RAMOS: Mainly because drug cartels have changed from being organizations devoted to international drug trafficking. And in the past few years, Mexico has seen that these drug cartels has changed to small organizations that work in the local, terrorizing the citizens, kidnapping, extorting. And that's when drug trafficking became important to citizens in Mexico.

SHAPIRO: In Mexico, journalists have been killed with impunity. Do you feel that doing this project puts you at risk?

RAMOS: We don't think, necessarily, this project put us at risk because we are not dealing with data that is secret. Of course, we obtain some documents from the Public Information Act in Mexico, but this is not extremely sensitive data. And it is important to say that the main threats for journalists in Mexico don't came from organized crime but from authorities themselves.

SHAPIRO: How long do you think this project will continue?
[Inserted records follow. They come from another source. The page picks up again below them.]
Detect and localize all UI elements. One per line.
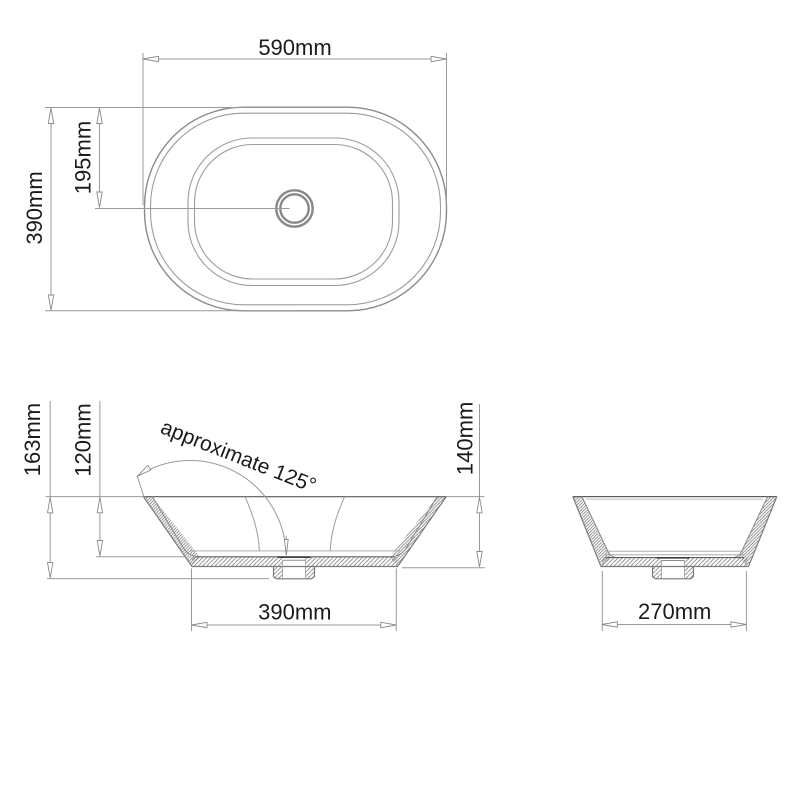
svg-text:195mm: 195mm bbox=[70, 121, 95, 194]
svg-text:390mm: 390mm bbox=[258, 600, 331, 625]
svg-text:140mm: 140mm bbox=[453, 402, 478, 475]
svg-text:163mm: 163mm bbox=[20, 403, 45, 476]
svg-text:590mm: 590mm bbox=[258, 35, 331, 60]
svg-text:120mm: 120mm bbox=[71, 403, 96, 476]
svg-text:270mm: 270mm bbox=[638, 599, 711, 624]
svg-text:390mm: 390mm bbox=[22, 171, 47, 244]
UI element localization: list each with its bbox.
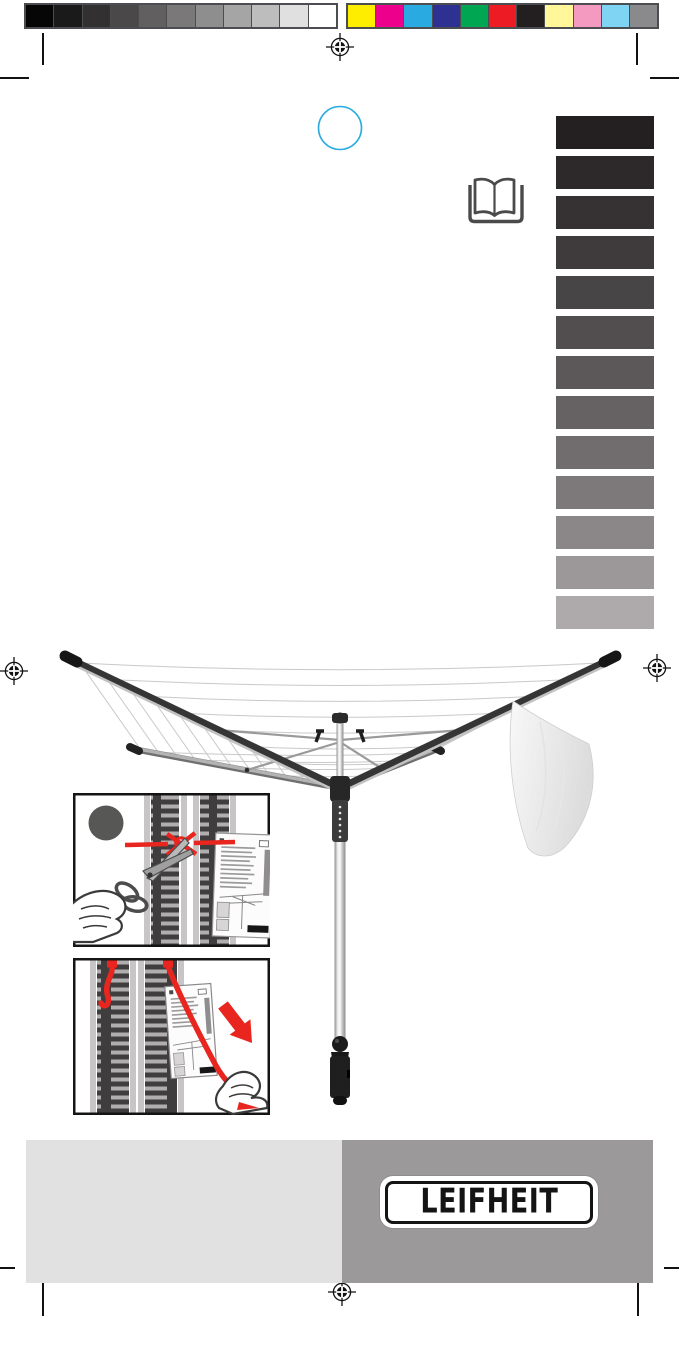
grayscale-swatch-5 xyxy=(167,5,194,27)
grayscale-swatch-8 xyxy=(252,5,279,27)
grayscale-swatch-1 xyxy=(54,5,81,27)
hanging-cloth xyxy=(510,701,593,856)
crop-mark-bottom-right-h xyxy=(664,1267,679,1269)
color-swatch-7 xyxy=(545,5,572,27)
language-tab-0 xyxy=(556,116,654,149)
step-circle-icon xyxy=(89,806,124,841)
color-swatch-2 xyxy=(404,5,431,27)
language-tab-1 xyxy=(556,156,654,189)
language-tab-2 xyxy=(556,196,654,229)
ground-sleeve xyxy=(330,1036,350,1105)
crop-mark-top-left-h xyxy=(0,77,29,79)
leifheit-logo: LEIFHEIT xyxy=(380,1176,598,1228)
grayscale-swatch-6 xyxy=(196,5,223,27)
color-swatch-1 xyxy=(376,5,403,27)
language-tab-5 xyxy=(556,316,654,349)
language-tab-stack xyxy=(556,116,654,629)
arm-hub xyxy=(330,776,350,802)
footer-left-panel xyxy=(26,1140,342,1283)
language-tab-3 xyxy=(556,236,654,269)
color-calibration-bar xyxy=(346,3,659,29)
grayscale-swatch-9 xyxy=(280,5,307,27)
crop-mark-top-right-h xyxy=(650,77,679,79)
mini-manual-booklet xyxy=(165,984,217,1079)
crop-mark-bottom-left-v xyxy=(42,1283,44,1316)
mini-manual-booklet xyxy=(212,833,270,938)
manual-cover-page: LEIFHEIT xyxy=(0,0,679,1345)
color-swatch-4 xyxy=(461,5,488,27)
crop-mark-top-right-v xyxy=(636,33,638,65)
crop-mark-bottom-left-h xyxy=(0,1267,15,1269)
grayscale-swatch-7 xyxy=(224,5,251,27)
grayscale-swatch-4 xyxy=(139,5,166,27)
language-tab-11 xyxy=(556,556,654,589)
color-swatch-9 xyxy=(602,5,629,27)
color-swatch-3 xyxy=(433,5,460,27)
crop-mark-bottom-right-v xyxy=(637,1283,639,1316)
color-swatch-5 xyxy=(489,5,516,27)
grayscale-swatch-10 xyxy=(309,5,336,27)
color-swatch-6 xyxy=(517,5,544,27)
language-tab-8 xyxy=(556,436,654,469)
language-tab-6 xyxy=(556,356,654,389)
language-tab-4 xyxy=(556,276,654,309)
grayscale-swatch-0 xyxy=(26,5,53,27)
read-manual-book-icon xyxy=(461,171,531,227)
language-tab-7 xyxy=(556,396,654,429)
grayscale-swatch-3 xyxy=(111,5,138,27)
language-tab-12 xyxy=(556,596,654,629)
color-swatch-10 xyxy=(630,5,657,27)
color-swatch-8 xyxy=(574,5,601,27)
registration-mark-top-icon xyxy=(325,32,355,62)
crop-mark-top-left-v xyxy=(42,33,44,65)
language-tab-10 xyxy=(556,516,654,549)
grayscale-calibration-bar xyxy=(24,3,338,29)
grayscale-swatch-2 xyxy=(83,5,110,27)
language-tab-9 xyxy=(556,476,654,509)
inset-cut-cord-illustration xyxy=(73,793,270,947)
cyan-circle-icon xyxy=(317,105,363,151)
inset-pull-strap-illustration xyxy=(73,958,270,1115)
leifheit-logo-frame: LEIFHEIT xyxy=(385,1181,593,1224)
color-swatch-0 xyxy=(348,5,375,27)
leifheit-logo-text: LEIFHEIT xyxy=(420,1185,558,1219)
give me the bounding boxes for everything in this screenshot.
RAMOS: As long as we have organized crime in Mexico.

(LAUGHTER)

RAMOS: Well, that's pretty sad to say, but we really think that as long as we have this problem in Mexico and as long as we can do a journalistic effort to gather information and to do some research into request for information with the Public Information Act, we will have the necessary data to shed some light or shed more light in this problem.

SHAPIRO: That's Dulce Ramos, editor-in-chief of the Mexican news site Animal Politico, and she's coordinator for the NarcoData project. Dulce, thank you, and good luck with this project.